Mas por que o medo existe? Normalmente, isso acontece com mais frequência em crianças que possuem preocupação exagerada com as coisas, as chamadas crianças ansiosas, enquanto as mais calmas têm menos medo.
De acordo com Wilson, a criança ansiosa pensa que quando os pais saem, por exemplo, não vão voltar mais ou que algo ruim vai acontecer com eles, por isso tem medo.
Porém, apesar de causar choro e susto, o medo tem o seu lado bom, sabia? Esse sentimento comum em todas as crianças em alguma etapa de suas vidas pode proteger você.
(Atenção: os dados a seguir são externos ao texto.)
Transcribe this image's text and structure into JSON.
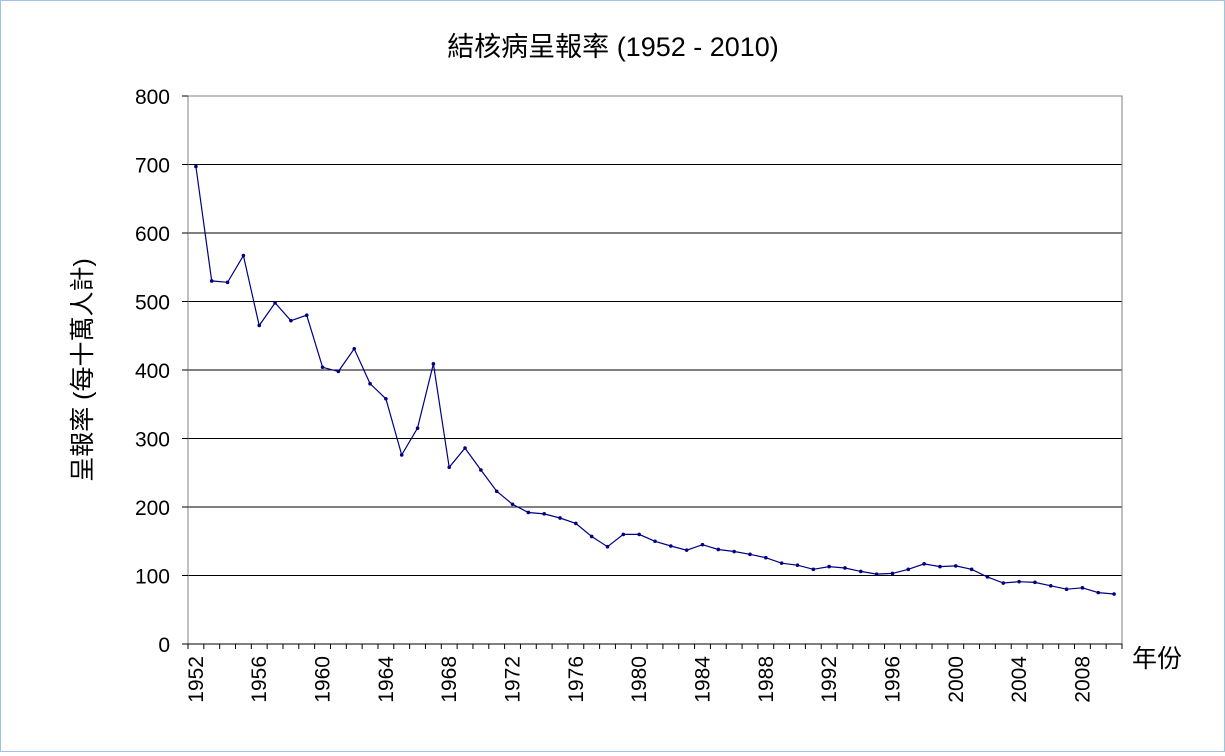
{
  "chart_data": {
    "type": "line",
    "title": "結核病呈報率 (1952 - 2010)",
    "xlabel": "年份",
    "ylabel": "呈報率 (每十萬人計)",
    "ylim": [
      0,
      800
    ],
    "yticks": [
      0,
      100,
      200,
      300,
      400,
      500,
      600,
      700,
      800
    ],
    "xlim": [
      1952,
      2010
    ],
    "xticks": [
      1952,
      1956,
      1960,
      1964,
      1968,
      1972,
      1976,
      1980,
      1984,
      1988,
      1992,
      1996,
      2000,
      2004,
      2008
    ],
    "grid": "horizontal",
    "line_color": "#000080",
    "series": [
      {
        "x": [
          1952,
          1953,
          1954,
          1955,
          1956,
          1957,
          1958,
          1959,
          1960,
          1961,
          1962,
          1963,
          1964,
          1965,
          1966,
          1967,
          1968,
          1969,
          1970,
          1971,
          1972,
          1973,
          1974,
          1975,
          1976,
          1977,
          1978,
          1979,
          1980,
          1981,
          1982,
          1983,
          1984,
          1985,
          1986,
          1987,
          1988,
          1989,
          1990,
          1991,
          1992,
          1993,
          1994,
          1995,
          1996,
          1997,
          1998,
          1999,
          2000,
          2001,
          2002,
          2003,
          2004,
          2005,
          2006,
          2007,
          2008,
          2009,
          2010
        ],
        "values": [
          697,
          530,
          528,
          567,
          465,
          498,
          472,
          480,
          404,
          398,
          431,
          380,
          358,
          276,
          315,
          409,
          258,
          286,
          254,
          223,
          204,
          192,
          190,
          184,
          176,
          157,
          142,
          160,
          160,
          150,
          143,
          137,
          145,
          138,
          135,
          131,
          126,
          118,
          115,
          109,
          113,
          111,
          106,
          102,
          103,
          109,
          117,
          113,
          114,
          109,
          98,
          89,
          91,
          90,
          85,
          80,
          82,
          75,
          73
        ]
      }
    ]
  }
}
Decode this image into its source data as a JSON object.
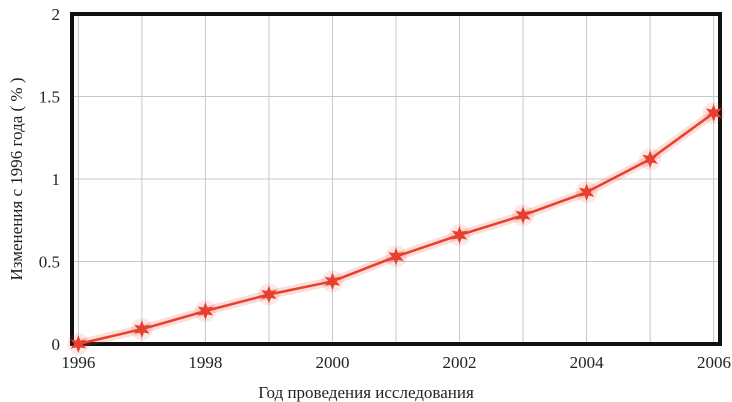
{
  "chart_data": {
    "type": "line",
    "title": "",
    "xlabel": "Год проведения исследования",
    "ylabel": "Изменения с 1996 года ( % )",
    "x": [
      1996,
      1997,
      1998,
      1999,
      2000,
      2001,
      2002,
      2003,
      2004,
      2005,
      2006
    ],
    "series": [
      {
        "values": [
          0.0,
          0.09,
          0.2,
          0.3,
          0.38,
          0.53,
          0.66,
          0.78,
          0.92,
          1.12,
          1.4
        ],
        "color": "#e8402f"
      }
    ],
    "xlim": [
      1995.9,
      2006.1
    ],
    "ylim": [
      0,
      2
    ],
    "xticks": [
      "1996",
      "1998",
      "2000",
      "2002",
      "2004",
      "2006"
    ],
    "yticks": [
      "0",
      "0.5",
      "1",
      "1.5",
      "2"
    ],
    "grid": true,
    "marker": "star"
  }
}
Sabe como? Ele tem o poder de impedir que você se machuque em determinadas ocasiões. Se uma criança não souber nadar e não tiver medo de água, ela pode se jogar em uma piscina e se afogar. Agora, com o medo de água, ela não entra sozinha porque sabe que isso não será bom.
O mesmo acontece com o trânsito. Já pensou se você não tiver medo de ser atropelado e decide atravessar uma rua movimentada sozinho e sem olhar para os lados? O medo não deixa você fazer isso, assim, ele te protege.
Normalmente o medo fantasioso passa com os anos e tende a deixar de existir no início da adolescência. Já se você sentir muito medo de alguma coisa a ponto de não conseguir superar ou parar de pensar sobre isso, o bacana é falar para seus pais e decidirem juntos o que fazer para dar um pontapé nesse medo que não faz bem.
• Medo de monstros e lobo mau
São figuras amedrontadoras que existem na imaginação infantil. Por saberem que são frágeis e que ainda não podem se proteger sozinhas, as crianças sentem medo desses seres mostrados como grandes, malvados e fortes.
• Medo de ficar doente e de morrer
Esses medos existem tanto na infância quanto na fase adulta. A morte simboliza separação e o “ir embora”. Ficar longe dos pais e da família causa angústia.
• Medo do escuro e de ficar sozinho
Ficar sozinho e/ou no escuro pode “soltar” os monstros da imaginação. A criança fica insegura quando sozinha porque acredita que, sem a presença de um adulto, está desprotegida e, como no escuro não pode ver o ambiente, cria fantasias de que monstros e bichos aparecerão e que o escuro é perigoso. Isso também pode acontecer depois de se ver filmes de terror ou cenas violentas.